Statistics & Rigor

Confidence intervals, bootstrap, power, inter-rater agreement. Also available as a free PDF download.

Eval scores are estimates with error bars, not facts. A 72% pass rate on a 100-trace dataset and a 72% pass rate on a 1000-trace dataset are not the same finding, and a model that scored 71% on the same set last month did not necessarily get worse. The statistics pages here make the error bars explicit, give you the formulas to compute them honestly, and call out the patterns that fool teams into shipping changes that did not move the metric.
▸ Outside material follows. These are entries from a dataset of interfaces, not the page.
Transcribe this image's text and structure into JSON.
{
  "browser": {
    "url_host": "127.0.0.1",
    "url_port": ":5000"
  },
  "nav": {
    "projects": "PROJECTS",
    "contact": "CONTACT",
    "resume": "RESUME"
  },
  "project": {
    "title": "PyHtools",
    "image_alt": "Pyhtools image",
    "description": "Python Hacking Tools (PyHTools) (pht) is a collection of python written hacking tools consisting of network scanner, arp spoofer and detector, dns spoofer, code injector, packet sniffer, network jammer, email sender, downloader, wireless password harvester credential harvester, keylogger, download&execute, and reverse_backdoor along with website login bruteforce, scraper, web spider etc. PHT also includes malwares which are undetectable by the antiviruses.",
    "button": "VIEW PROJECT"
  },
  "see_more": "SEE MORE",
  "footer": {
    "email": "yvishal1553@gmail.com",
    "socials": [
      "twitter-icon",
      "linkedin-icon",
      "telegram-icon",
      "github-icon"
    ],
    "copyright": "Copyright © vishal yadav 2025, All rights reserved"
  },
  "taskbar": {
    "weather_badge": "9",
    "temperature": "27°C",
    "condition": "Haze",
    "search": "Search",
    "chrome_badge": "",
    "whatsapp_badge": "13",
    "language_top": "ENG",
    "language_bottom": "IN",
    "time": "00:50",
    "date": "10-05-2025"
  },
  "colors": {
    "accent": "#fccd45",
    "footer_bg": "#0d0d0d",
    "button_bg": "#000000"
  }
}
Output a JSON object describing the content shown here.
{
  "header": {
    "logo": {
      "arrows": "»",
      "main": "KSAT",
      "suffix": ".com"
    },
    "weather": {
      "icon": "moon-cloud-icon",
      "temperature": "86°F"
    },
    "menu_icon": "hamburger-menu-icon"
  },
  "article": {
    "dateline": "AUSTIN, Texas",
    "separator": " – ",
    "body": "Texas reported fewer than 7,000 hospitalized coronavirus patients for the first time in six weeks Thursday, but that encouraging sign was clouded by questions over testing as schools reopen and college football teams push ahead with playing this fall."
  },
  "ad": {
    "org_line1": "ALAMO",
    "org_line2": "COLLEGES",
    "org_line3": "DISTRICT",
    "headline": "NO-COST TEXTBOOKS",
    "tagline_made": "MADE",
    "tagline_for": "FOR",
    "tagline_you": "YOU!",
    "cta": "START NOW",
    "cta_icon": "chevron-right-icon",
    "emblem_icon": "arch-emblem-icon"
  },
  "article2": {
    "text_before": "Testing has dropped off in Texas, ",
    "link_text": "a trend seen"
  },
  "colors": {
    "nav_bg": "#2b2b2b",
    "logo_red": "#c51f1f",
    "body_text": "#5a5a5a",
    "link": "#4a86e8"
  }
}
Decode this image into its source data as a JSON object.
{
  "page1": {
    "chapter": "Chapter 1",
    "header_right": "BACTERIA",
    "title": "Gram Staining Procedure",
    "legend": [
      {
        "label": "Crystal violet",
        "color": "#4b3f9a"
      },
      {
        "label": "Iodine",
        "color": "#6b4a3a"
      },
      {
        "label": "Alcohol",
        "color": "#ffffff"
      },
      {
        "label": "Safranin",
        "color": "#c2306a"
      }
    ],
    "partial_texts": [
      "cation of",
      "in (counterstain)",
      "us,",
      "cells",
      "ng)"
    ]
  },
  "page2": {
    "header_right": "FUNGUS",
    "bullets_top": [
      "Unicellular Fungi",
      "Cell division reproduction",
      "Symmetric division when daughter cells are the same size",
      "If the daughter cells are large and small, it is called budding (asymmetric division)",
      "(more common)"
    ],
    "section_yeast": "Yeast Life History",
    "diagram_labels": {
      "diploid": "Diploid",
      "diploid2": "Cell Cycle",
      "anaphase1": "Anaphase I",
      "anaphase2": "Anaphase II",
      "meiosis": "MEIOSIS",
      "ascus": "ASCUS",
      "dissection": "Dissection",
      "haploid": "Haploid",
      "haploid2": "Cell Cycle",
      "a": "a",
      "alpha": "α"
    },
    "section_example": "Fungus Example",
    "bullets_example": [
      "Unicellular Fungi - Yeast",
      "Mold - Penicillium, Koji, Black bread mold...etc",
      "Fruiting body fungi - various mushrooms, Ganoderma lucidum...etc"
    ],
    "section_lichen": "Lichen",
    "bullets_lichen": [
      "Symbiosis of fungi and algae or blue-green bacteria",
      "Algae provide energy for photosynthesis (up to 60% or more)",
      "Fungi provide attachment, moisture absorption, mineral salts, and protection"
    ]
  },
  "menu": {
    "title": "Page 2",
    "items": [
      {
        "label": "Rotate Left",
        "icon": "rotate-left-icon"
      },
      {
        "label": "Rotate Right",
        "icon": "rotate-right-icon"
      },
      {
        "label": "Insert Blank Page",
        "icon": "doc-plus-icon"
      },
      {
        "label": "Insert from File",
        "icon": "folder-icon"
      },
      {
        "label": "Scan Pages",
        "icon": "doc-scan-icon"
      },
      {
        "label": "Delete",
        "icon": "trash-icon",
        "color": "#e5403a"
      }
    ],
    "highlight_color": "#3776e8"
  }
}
The opinionated bits: use Wilson or Clopper-Pearson for binary metrics; report a confidence interval next to every headline number; assume clustered standard errors whenever traces are correlated within sessions, users, or topics; correct for multiple comparisons when you slice; and treat inter-rater agreement as a calibration step you redo monthly, not a one-shot blessing. The Anthropic Error Bars paper is the canonical reference for the production cases ¹. The condensed reference for this section is statistical methods.

Chapters:

Confidence intervals: Wilson and Clopper-Pearson. Why Wald misleads, Wilson is the practical default, and Clopper-Pearson the conservative exact.
Bootstrap and paired tests. Bootstrap when the metric is not a clean Bernoulli; pair when the systems share inputs.
Statistical power and sample sizing. Pick the delta you care about first, then derive the N, not the other way around.
Clustered standard errors. When questions cluster by topic or session, naive error bars come out far too narrow.
Inter-rater agreement: Cohen's kappa, Krippendorff's alpha. Disagreement between qualified humans is information about the rubric; measure it before trusting labels.
Multiple comparisons: Bonferroni vs BH-FDR. Twenty tests at alpha 0.05 expect one false positive. Bonferroni for family-wise control, BH-FDR for false discovery.
Effect size and absolute deltas. Report the magnitude, not just the p-value; a significant 0.3-point win may not be worth shipping.

Miller, "Adding Error Bars to Evals" (Anthropic), arXiv:2411.00640. ↩